The rule of threes is in effect, it seems. After losing Elder L. Tom Perry earlier this year, followed by President Boyd K. Packer shortly thereafter, Elder Richard G. Scott of the Quorum of the Twelve Apostles of The Church of Jesus Christ of Latter-day Saints has passed away from causes incident to age at age 86.

Elder Scott’s passing leaves an unprecedented (as far as we can tell) three vacancies to fill in the Quorum of the Twelve Apostles. A full quarter of the Quorum now sits empty.
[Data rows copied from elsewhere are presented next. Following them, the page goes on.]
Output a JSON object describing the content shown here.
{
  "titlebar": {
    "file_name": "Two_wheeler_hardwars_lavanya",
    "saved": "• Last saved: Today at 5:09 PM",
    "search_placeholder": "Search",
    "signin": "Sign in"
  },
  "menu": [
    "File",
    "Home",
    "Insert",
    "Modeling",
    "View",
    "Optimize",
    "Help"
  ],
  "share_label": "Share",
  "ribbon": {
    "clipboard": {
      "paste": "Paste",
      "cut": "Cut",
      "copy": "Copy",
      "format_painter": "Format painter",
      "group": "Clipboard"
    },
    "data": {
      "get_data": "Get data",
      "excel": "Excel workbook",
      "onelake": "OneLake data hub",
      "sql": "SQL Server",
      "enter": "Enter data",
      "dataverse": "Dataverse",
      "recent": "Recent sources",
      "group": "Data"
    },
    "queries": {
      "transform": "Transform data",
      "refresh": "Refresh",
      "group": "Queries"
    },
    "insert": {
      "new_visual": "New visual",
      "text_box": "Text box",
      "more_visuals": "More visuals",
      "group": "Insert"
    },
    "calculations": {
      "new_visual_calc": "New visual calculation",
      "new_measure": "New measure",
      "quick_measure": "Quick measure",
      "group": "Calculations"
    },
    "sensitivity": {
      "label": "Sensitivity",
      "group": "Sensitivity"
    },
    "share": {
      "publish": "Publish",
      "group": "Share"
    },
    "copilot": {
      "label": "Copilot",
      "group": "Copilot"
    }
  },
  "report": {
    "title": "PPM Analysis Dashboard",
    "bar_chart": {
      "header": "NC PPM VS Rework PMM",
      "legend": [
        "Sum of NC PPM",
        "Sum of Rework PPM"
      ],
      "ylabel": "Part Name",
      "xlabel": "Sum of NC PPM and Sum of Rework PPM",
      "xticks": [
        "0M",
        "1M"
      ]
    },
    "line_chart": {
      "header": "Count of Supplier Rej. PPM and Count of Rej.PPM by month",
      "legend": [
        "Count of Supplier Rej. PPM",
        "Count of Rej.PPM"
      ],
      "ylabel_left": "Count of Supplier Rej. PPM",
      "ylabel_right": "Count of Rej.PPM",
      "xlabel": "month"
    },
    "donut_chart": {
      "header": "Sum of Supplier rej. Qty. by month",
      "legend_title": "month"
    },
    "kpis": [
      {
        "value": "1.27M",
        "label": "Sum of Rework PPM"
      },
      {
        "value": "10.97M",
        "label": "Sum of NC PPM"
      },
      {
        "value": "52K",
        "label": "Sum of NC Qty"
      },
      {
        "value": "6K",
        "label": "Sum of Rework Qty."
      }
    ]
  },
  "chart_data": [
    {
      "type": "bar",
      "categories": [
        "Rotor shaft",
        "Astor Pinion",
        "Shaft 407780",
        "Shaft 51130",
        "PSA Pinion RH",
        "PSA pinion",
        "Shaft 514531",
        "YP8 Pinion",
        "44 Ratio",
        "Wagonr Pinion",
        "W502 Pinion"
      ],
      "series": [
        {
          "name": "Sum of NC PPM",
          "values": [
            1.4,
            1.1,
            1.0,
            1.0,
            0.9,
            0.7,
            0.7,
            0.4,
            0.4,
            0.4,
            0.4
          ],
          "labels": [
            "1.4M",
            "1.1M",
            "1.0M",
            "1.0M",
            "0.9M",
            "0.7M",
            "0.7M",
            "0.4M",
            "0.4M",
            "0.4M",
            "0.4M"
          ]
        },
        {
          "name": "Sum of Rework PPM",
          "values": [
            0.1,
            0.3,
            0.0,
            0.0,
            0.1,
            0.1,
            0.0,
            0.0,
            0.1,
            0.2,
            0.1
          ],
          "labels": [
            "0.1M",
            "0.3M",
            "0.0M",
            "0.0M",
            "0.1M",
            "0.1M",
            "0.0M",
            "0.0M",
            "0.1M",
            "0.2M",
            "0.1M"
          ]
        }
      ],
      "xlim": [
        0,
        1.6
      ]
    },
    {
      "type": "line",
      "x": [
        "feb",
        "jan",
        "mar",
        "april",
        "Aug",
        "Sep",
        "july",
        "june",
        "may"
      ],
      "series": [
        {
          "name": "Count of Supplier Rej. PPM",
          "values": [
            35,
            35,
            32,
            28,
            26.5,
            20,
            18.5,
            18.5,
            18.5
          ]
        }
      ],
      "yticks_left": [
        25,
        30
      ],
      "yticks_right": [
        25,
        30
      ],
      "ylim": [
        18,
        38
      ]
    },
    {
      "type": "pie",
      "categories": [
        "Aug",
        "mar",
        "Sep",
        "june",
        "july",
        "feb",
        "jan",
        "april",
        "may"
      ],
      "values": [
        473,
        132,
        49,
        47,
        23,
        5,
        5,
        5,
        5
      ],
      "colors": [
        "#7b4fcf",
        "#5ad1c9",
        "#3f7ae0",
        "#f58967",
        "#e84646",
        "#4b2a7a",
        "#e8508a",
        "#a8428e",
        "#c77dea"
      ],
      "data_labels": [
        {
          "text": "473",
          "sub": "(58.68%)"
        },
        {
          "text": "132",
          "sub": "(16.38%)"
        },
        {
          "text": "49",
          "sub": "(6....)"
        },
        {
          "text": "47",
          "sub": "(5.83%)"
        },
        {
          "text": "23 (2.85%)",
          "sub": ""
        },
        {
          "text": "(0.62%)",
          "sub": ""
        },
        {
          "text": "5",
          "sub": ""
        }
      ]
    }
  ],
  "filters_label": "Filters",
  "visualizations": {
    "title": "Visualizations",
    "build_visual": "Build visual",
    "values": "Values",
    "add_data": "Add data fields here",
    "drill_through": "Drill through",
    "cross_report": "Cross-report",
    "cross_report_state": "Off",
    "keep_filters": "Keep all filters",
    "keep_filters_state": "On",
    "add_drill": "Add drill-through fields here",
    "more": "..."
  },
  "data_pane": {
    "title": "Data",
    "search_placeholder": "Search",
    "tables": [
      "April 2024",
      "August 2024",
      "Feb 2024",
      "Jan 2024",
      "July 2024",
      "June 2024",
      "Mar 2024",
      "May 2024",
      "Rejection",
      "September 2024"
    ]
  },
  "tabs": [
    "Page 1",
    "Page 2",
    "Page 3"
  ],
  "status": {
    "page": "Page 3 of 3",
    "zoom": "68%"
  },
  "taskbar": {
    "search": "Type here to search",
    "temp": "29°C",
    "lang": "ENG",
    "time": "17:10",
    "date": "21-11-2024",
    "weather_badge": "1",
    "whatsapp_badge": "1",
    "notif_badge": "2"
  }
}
With General Conference less than two weeks away, it will be interesting to see if Elder Scott’s vacancy will be filled with such short notice.

From the Mormon Newsroom:

Elder Scott was sustained as an apostle on October 1, 1988. He was called as a member of the First Quorum of the Seventy on April 2, 1977, and served as a member of the presidency of that quorum from October 1983 until he was called as an apostle in 1988.

“Elder Scott was able, very successfully, to keep his eye on eternity,” said Elder D. Todd Christofferson of the Quorum of the Twelve Apostles, who served as a young missionary under Elder Richard G. Scott. “His messages were filled with hope. And he was unapologetic about repentance and the Atonement because he knew that that’s where hope came from or what one could hope for as a consequence of true, full repentance and the effect of the Atonement, the grace of Jesus Christ, in one’s life.”

As with the apostles in New Testament times, Latter-day Saint apostles are called to be special witnesses of Jesus Christ. Elder Scott was one of 15 men who help oversee the growth and development of the global Church, which numbers more than 15 million members.

Elder Scott taught, “There are few things in life that bring as much joy as the joy that comes from assisting another improve his or her life.”

“I don’t go anywhere, especially in Latin America, where he served for so long and in so many places — I don’t go anywhere there that I don’t see his footprints, where I don’t meet somebody who hasn’t been influenced by him in some way,” Elder Christofferson said.

Richard Gordon Scott was born November 7, 1928, in Pocatello, Idaho, to Kenneth Leroy and Mary Whittle Scott. He served a full-time mission to Uruguay and presided over the Argentina North Mission in Córdoba, Argentina, from 1965 to 1969.

He graduated from George Washington University as a mechanical engineer and completed post-graduate work in nuclear engineering at Oak Ridge, Tennessee. From 1953 to 1965 Elder Scott served on the staff of Admiral Hyman Rickover, directing the development of nuclear fuel for a wide variety of naval and land-based power plants. He also worked as a private consultant for nuclear power companies.

Elder Scott received an honorary doctor of Christian service degree from Brigham Young University in 2008.

Elder Scott was preceded in death by his wife, Jeanene, who passed away on May 15, 1995. He was well known to many members of the Church for the love he expressed for his wife. He is survived by seven children.

“He’ll be remembered as a tireless worker, a tireless servant, and a friend of the Lord who wore out his life in the Lord’s cause and was happy to do it,” Elder Christofferson said. “I think he’ll always be remembered as someone who conveyed hope.”

The Church will announce details regarding funeral arrangements as they become available. It is undetermined when the vacancy in the Quorum of the Twelve Apostles will be filled.

Read more about the life and ministry of Elder Richard G. Scott.

On a personal note, growing up, I was regularly bored by Elder Scott’s plaintive talks, but as I grew up and matured in the gospel, I found his remarks to be some of the most powerful of any apostle I can remember. I will greatly miss his counsel, wisdom, and warm presence. I actually got to meet him once a few years ago, which was a treat.

Now we can rest knowing that he served the Lord well, and has been reunited with his dear wife, being one of the few widower apostles not to pursue a second marriage with the passing of a spouse, and two children who had also passed away.